Prof. Lipari: Gancia, come ti sei vestita?
Studentessa: Arrivederci, professo’.
Prof. Lipari: Dove vai?
Studentessa: Non ci torno più a scuola e manco a casa.
Prof. Lipari: Ma che dici? Perché?
Studentessa: Una volta l’ho scritto in un tema il perché, solo che lei mi ha dato insufficiente perché avevo messo due condizionali al posto di due congiuntivi.
Prof. Lipari: Che tema?
Studentessa: Boh, era l’anno scorso. Chi si ricorda!
Prof. Lipari: Pensa a tuo padre… beh, no… se te ne vai quello ti uccide.
Studentessa: Auguri professo’.
Non siamo affatto felici e siamo profondamente insoddisfatti quando, in un modo o in un altro, perdiamo uno studente. Abbiamo fallito, è così. È inutile trovare chissà quale giustificazione. E per colpa di cosa poi? Di due condizionali al posto di due congiuntivi, per colpa della grammatica! Abbiamo ristretto troppo il nostro campo visivo, ci siamo concentrati solo sulle forme ed abbiamo completamente dimenticato i significati. Uno studente non è solo congiuntivi, condizionali e periodi ipotetici.

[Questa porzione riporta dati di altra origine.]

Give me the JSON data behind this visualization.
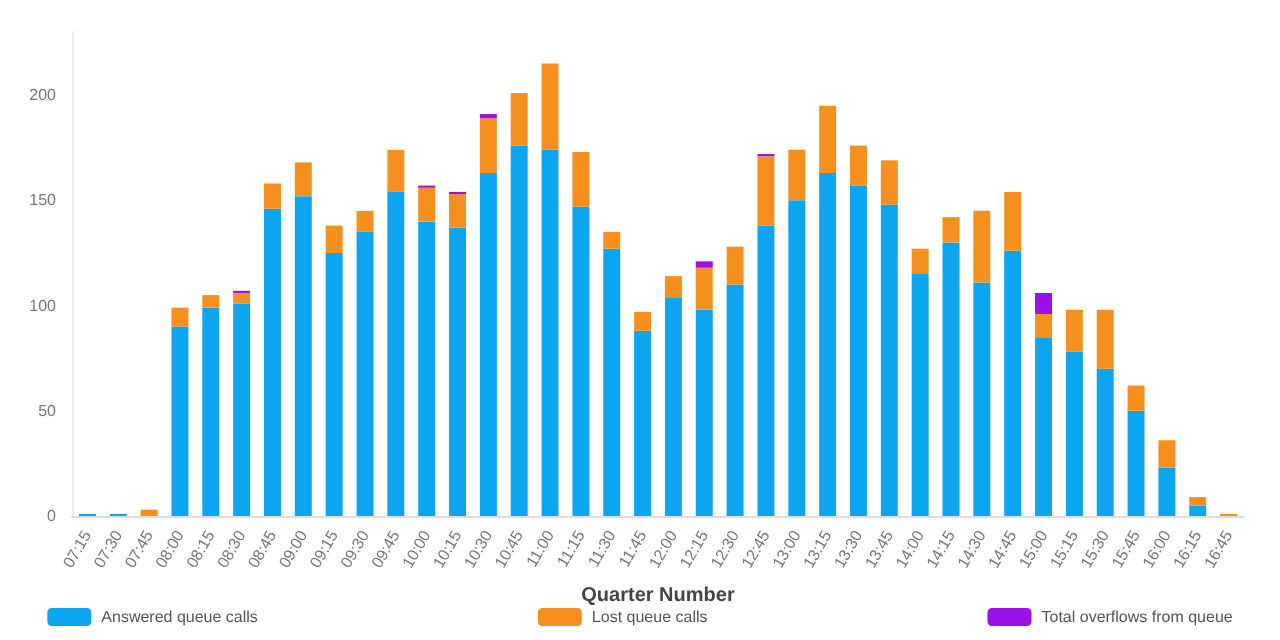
{
  "chart_data": {
    "type": "bar",
    "stacked": true,
    "xlabel": "Quarter Number",
    "categories": [
      "07:15",
      "07:30",
      "07:45",
      "08:00",
      "08:15",
      "08:30",
      "08:45",
      "09:00",
      "09:15",
      "09:30",
      "09:45",
      "10:00",
      "10:15",
      "10:30",
      "10:45",
      "11:00",
      "11:15",
      "11:30",
      "11:45",
      "12:00",
      "12:15",
      "12:30",
      "12:45",
      "13:00",
      "13:15",
      "13:30",
      "13:45",
      "14:00",
      "14:15",
      "14:30",
      "14:45",
      "15:00",
      "15:15",
      "15:30",
      "15:45",
      "16:00",
      "16:15",
      "16:45"
    ],
    "series": [
      {
        "name": "Answered queue calls",
        "color": "#0ea5f0",
        "values": [
          1,
          1,
          0,
          90,
          99,
          101,
          146,
          152,
          125,
          135,
          154,
          140,
          137,
          163,
          176,
          174,
          147,
          127,
          88,
          104,
          98,
          110,
          138,
          150,
          163,
          157,
          148,
          115,
          130,
          111,
          126,
          85,
          78,
          70,
          50,
          23,
          5,
          0
        ]
      },
      {
        "name": "Lost queue calls",
        "color": "#f5901e",
        "values": [
          0,
          0,
          3,
          9,
          6,
          5,
          12,
          16,
          13,
          10,
          20,
          16,
          16,
          26,
          25,
          41,
          26,
          8,
          9,
          10,
          20,
          18,
          33,
          24,
          32,
          19,
          21,
          12,
          12,
          34,
          28,
          11,
          20,
          28,
          12,
          13,
          4,
          1
        ]
      },
      {
        "name": "Total overflows from queue",
        "color": "#9b10e8",
        "values": [
          0,
          0,
          0,
          0,
          0,
          1,
          0,
          0,
          0,
          0,
          0,
          1,
          1,
          2,
          0,
          0,
          0,
          0,
          0,
          0,
          3,
          0,
          1,
          0,
          0,
          0,
          0,
          0,
          0,
          0,
          0,
          10,
          0,
          0,
          0,
          0,
          0,
          0
        ]
      }
    ],
    "ylim": [
      0,
      230
    ],
    "yticks": [
      0,
      50,
      100,
      150,
      200
    ],
    "grid": false,
    "legend": "bottom"
  }
}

Prima di essere uno studente è una persona ed una persona è un insieme di dinamiche complesse e innumerevoli ed il nostro compito è anche quello di cercare di capirle un po’. Solo quando conosciamo almeno un po’ le persone che abbiamo di fronte possiamo trovare la strada migliore per lavorare, perché credo che tanto imparare quanto insegnare sia possibile (ed anche piacevole) soltanto se fatto insieme.
[1] Tutte le citazioni in questo articolo provengono dal film “Auguri professore” di R. Milani con Silvio Orlando, liberamente tratto dal libro “Solo se interrogato” di Domenico Starnone.